Oh look! There went Michael passing by,
ceramic bowl in hand with king-size cans
of Chunky Soup, off down another aisle,
and on I went to get my cups. And then . . .
“What the hell do you think you’re doing here!”
I turned to face a man, Security,
the kind that you, dear Allen, never saw.
“What the hell do you think you’re doing here!”
The sense of urgency was palpable.
“I’m sorry,” I replied. “The lights were on,
the doors were open, so we just assumed . . .
but that’s OK, no worries. We can leave.”
He stiffened then as Michael reappeared
far down the aisle with products in his arms.

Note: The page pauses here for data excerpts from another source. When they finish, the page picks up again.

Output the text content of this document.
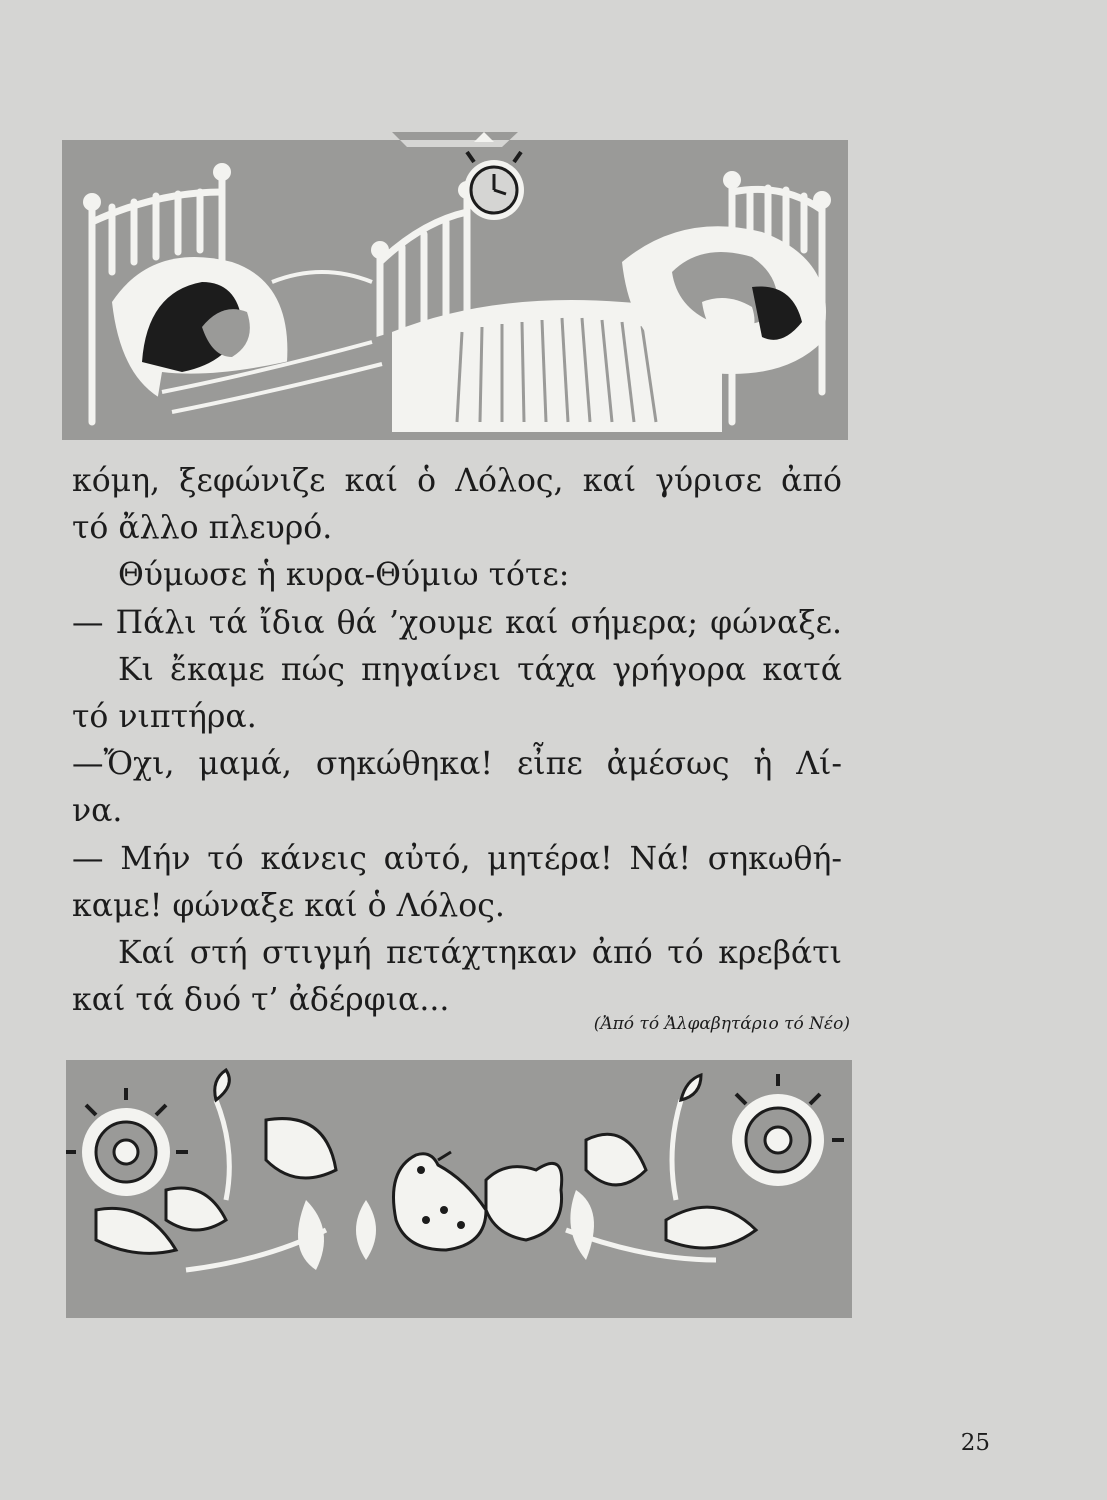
κόμη, ξεφώνιζε καί ὁ Λόλος, καί γύρισε ἀπό
τό ἄλλο πλευρό.
Θύμωσε ἡ κυρα-Θύμιω τότε:
— Πάλι τά ἴδια θά ’χουμε καί σήμερα; φώναξε.
Κι ἔκαμε πώς πηγαίνει τάχα γρήγορα κατά
τό νιπτήρα.
—Ὄχι, μαμά, σηκώθηκα! εἶπε ἀμέσως ἡ Λί-
να.
— Μήν τό κάνεις αὐτό, μητέρα! Νά! σηκωθή-
καμε! φώναξε καί ὁ Λόλος.
Καί στή στιγμή πετάχτηκαν ἀπό τό κρεβάτι
καί τά δυό τ’ ἀδέρφια...
(Ἀπό τό Ἀλφαβητάριο τό Νέο)
25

“Is he with you?” he yelled. “Is he with you!”
“Yes, he’s with me,” I reassured the guard,
and he unclenched a bit. “This Walmart’s closed,”

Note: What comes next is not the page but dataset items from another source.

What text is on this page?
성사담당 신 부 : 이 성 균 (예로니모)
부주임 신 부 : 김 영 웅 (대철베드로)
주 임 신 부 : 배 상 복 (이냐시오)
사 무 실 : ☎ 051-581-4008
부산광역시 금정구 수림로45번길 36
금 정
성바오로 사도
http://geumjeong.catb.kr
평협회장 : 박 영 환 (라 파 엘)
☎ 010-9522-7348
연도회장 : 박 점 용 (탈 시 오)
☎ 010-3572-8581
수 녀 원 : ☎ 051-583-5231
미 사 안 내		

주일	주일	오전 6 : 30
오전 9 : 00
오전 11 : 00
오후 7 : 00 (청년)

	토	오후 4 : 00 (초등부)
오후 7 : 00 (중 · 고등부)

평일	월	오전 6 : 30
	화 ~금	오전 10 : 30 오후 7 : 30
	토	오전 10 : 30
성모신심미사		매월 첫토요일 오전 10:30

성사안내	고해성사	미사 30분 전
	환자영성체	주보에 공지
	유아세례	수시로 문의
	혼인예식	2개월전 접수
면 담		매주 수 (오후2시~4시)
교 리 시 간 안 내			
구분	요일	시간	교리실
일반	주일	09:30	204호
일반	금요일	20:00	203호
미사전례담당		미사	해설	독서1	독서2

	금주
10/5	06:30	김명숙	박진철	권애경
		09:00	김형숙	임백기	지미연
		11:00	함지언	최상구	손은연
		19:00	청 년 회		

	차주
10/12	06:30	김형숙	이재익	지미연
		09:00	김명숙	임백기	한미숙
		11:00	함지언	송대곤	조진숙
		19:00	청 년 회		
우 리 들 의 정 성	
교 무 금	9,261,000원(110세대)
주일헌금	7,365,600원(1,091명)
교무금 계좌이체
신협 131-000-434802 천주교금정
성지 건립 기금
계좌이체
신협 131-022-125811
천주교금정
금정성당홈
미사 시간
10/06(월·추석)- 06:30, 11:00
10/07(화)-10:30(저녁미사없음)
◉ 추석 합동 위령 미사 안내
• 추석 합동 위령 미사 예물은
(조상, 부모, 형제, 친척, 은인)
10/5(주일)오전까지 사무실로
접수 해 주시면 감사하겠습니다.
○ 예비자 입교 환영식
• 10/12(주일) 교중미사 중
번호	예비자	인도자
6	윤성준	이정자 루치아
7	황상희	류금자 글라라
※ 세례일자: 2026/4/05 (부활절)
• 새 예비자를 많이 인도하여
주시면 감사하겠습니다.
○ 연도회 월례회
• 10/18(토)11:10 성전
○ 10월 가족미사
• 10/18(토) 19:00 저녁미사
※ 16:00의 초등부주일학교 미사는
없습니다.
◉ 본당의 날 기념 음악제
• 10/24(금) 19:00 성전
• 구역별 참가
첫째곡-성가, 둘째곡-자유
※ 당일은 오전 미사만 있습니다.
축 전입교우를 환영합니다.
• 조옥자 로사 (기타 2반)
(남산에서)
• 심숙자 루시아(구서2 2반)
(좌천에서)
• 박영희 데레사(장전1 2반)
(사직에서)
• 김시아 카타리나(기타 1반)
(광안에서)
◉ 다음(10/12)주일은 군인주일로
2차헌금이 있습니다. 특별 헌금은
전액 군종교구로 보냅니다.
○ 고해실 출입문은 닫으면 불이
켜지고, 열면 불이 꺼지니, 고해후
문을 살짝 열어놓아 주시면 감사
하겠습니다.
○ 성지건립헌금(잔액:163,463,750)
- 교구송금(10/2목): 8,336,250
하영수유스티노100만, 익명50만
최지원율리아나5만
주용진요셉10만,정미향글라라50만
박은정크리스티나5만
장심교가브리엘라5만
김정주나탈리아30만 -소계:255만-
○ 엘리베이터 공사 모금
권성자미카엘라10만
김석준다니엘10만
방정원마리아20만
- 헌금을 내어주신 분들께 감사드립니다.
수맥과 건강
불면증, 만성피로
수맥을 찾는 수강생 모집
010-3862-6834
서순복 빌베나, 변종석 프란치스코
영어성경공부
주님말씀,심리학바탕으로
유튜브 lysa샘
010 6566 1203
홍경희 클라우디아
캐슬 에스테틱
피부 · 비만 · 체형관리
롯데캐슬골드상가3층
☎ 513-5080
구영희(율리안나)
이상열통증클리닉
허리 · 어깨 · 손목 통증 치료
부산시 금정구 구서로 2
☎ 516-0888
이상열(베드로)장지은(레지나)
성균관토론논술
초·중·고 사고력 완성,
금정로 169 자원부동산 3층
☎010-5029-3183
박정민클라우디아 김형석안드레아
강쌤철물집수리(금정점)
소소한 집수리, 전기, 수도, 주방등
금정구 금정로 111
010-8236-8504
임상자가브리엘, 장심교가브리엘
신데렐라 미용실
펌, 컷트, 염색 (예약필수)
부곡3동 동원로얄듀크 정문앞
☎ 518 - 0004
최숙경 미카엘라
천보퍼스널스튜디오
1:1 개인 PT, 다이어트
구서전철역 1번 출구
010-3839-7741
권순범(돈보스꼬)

he said. “The registers are shut. You can’t
make any purchases. Get out of here.”
What would you have done, Allen Ginsberg?
Michael said we’d put the items back
and leave, and that’s exactly what we did.
We headed, empty-handed, for the doors.
No toothbrush, bowl, shampoo or cans of soup.
No plastic cups. No cornucopia.
Still hungry and fatigued, and now ashamed,
unwitting criminals, we took our leave
and drove to Guilford, two miles further south.
A food-mart at a local Shell was where
a toothbrush could be found, and then—hurray!—
an open Wendy’s drive-thru down the road.
For me, a burger, medium, with fries,
and Michael settled on the “Baconator” meal.
We took these nutriments back to The Comfort Inn
and washed them down with cheap Chilean wine.
Tomorrow we would be in Conference Land
on panels, at receptions, a bit drunk,
but still we’d take some time along the beach
and try to find the words, the deadliest,
to talk about the flight of cormorants,
a value in the line, and nothing more.
Dear Allen, what would you have had to say?
You spoke with vatic spontaneity
about the “lost America of love,”
but no one falls for that stuff anymore.